In Christian rendering our reading of the Decalogue will readily lead to the exposition of Jesus in the Sermon on the Mount. Jesus does not take up each commandment per se. But we are able to see that his interpretive perspective, in each case, is to radicalize the commandment so that it is not simply rule-keeping but concerns the deeper requirement of a genuinely humane society.

It is my suggestion that preachers should take up the challenge of the state of Louisiana to do a careful, thorough interpretation of the commandments to show how each element of the Ten pertains to an alternative social order and practice. It will not do to take the Ten Commandments as only a set of rules that can be readily printed on a pencil.
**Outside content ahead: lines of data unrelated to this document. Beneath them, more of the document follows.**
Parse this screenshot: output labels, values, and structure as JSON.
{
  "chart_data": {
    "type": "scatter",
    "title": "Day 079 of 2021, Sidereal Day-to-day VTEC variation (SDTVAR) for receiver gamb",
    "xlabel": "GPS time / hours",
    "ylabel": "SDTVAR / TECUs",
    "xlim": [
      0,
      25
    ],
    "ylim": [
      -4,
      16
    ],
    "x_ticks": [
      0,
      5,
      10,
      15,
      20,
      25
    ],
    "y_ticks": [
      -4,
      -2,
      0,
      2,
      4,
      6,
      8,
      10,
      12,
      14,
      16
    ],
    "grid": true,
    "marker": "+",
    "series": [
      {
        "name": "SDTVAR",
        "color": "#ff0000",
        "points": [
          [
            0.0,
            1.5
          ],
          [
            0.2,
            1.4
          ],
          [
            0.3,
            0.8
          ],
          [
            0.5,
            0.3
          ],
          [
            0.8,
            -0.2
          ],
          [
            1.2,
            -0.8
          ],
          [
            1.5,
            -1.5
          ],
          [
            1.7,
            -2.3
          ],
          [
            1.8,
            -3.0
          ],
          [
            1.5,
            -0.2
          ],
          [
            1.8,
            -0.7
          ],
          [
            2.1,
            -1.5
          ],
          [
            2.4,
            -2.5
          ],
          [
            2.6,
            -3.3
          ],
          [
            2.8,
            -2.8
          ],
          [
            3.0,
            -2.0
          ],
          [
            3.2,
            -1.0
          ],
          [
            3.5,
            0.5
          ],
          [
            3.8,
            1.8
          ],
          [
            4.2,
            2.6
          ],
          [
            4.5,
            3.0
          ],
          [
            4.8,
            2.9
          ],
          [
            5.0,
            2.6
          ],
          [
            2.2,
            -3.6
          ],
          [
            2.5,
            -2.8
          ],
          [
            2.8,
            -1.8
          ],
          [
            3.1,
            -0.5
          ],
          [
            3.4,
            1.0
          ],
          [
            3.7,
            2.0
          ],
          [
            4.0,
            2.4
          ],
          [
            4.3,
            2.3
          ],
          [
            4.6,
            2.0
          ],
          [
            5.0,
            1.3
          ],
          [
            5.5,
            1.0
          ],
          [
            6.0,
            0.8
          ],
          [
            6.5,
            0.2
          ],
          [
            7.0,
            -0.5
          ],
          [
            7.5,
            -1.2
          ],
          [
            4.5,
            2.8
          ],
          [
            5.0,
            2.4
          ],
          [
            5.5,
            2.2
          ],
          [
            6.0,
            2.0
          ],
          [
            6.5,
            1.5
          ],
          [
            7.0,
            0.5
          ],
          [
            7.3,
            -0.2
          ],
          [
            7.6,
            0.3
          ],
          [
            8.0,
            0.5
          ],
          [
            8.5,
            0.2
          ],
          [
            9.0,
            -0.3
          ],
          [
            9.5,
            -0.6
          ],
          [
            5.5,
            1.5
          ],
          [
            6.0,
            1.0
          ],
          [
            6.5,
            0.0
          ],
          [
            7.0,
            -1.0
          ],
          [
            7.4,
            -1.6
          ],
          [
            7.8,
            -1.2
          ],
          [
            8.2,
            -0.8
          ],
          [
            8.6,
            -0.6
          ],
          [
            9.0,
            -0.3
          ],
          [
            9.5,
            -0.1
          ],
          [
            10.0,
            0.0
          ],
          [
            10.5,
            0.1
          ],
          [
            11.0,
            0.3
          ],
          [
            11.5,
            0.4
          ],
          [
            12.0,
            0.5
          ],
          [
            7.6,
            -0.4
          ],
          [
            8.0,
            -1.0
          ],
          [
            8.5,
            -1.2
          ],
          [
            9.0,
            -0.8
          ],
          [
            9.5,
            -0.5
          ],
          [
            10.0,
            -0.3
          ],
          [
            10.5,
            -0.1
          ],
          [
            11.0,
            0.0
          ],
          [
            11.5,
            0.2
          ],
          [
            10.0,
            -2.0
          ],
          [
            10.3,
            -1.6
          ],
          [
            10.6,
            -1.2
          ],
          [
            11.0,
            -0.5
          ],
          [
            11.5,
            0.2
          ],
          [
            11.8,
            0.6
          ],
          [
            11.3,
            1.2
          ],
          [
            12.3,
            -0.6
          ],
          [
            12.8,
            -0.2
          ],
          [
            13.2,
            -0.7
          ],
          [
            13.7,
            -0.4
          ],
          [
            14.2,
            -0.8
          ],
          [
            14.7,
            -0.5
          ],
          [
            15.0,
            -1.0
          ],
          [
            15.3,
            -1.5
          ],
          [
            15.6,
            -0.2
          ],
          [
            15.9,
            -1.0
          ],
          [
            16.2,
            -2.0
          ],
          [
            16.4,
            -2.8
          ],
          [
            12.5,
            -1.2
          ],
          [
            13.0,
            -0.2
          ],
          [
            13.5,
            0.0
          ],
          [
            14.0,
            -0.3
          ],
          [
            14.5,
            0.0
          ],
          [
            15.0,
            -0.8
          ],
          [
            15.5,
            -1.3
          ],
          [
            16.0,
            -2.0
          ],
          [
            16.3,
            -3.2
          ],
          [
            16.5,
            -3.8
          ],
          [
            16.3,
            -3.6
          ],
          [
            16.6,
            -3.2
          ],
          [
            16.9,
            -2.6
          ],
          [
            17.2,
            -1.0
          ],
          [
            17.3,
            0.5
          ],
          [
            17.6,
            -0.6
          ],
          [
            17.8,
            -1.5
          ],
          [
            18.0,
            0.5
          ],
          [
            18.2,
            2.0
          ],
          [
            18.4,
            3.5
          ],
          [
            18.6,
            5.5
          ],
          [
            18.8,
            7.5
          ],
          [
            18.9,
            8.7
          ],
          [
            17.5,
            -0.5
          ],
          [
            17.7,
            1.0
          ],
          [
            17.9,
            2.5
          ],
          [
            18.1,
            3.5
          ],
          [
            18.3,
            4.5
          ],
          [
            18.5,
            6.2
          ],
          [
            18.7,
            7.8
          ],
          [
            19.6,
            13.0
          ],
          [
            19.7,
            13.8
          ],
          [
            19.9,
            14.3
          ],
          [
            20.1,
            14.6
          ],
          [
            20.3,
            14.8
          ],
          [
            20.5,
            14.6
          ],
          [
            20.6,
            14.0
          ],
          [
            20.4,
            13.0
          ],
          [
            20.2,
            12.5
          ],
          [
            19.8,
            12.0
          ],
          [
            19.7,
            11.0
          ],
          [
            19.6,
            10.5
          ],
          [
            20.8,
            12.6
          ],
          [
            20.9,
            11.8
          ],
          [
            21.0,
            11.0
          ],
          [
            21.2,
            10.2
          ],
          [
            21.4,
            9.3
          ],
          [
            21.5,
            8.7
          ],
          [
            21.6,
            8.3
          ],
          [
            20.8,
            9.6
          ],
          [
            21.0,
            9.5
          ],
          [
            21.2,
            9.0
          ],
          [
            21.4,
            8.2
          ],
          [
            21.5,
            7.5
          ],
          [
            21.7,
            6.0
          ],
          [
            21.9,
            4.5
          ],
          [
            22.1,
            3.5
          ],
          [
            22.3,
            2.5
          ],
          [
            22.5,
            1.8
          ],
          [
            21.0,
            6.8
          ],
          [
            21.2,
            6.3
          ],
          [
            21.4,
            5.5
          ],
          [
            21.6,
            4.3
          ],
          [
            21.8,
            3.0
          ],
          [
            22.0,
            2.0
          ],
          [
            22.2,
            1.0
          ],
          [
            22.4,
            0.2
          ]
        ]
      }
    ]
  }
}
Rather the commandments, each and all of them together, constitute a picture of what a counter-community of neighbors might look like. After all, the emancipatory God of the Exodus does indeed summon to a quite alternative community.  The action of the Louisiana legislature turns out to be a liberation for the alternative. Such an alternative might emerge anywhere that good preaching evokes such possibility. In the end the commandments have to do, in response to the emancipatory God, with love of neighbor. As we know, given the parable of Jesus, neighborliness concerns those who have urgent need and those who show great mercy (Luke 10:36-37).  This community is defined by nothing less than a fabric of mercy that defies our habitual assumption concerning power and wealth. We may say to Louisiana, with gentle Southern irony, “Bless your heart.”


*Particular attention should be paid to Patrick Miller, The Ten Commandments (Louisville: Westminster John Knox Press, 2009). The book is a masterful, comprehensive, and insightful exposition of the Decalogue with its full context in scripture, and smart in its connections to our contemporary social circumstance in which the teaching of Moses is powerfully counter-cultural. We have nothing like this study for its depth and breadth, a study sure to generate wise, passionate reading among us.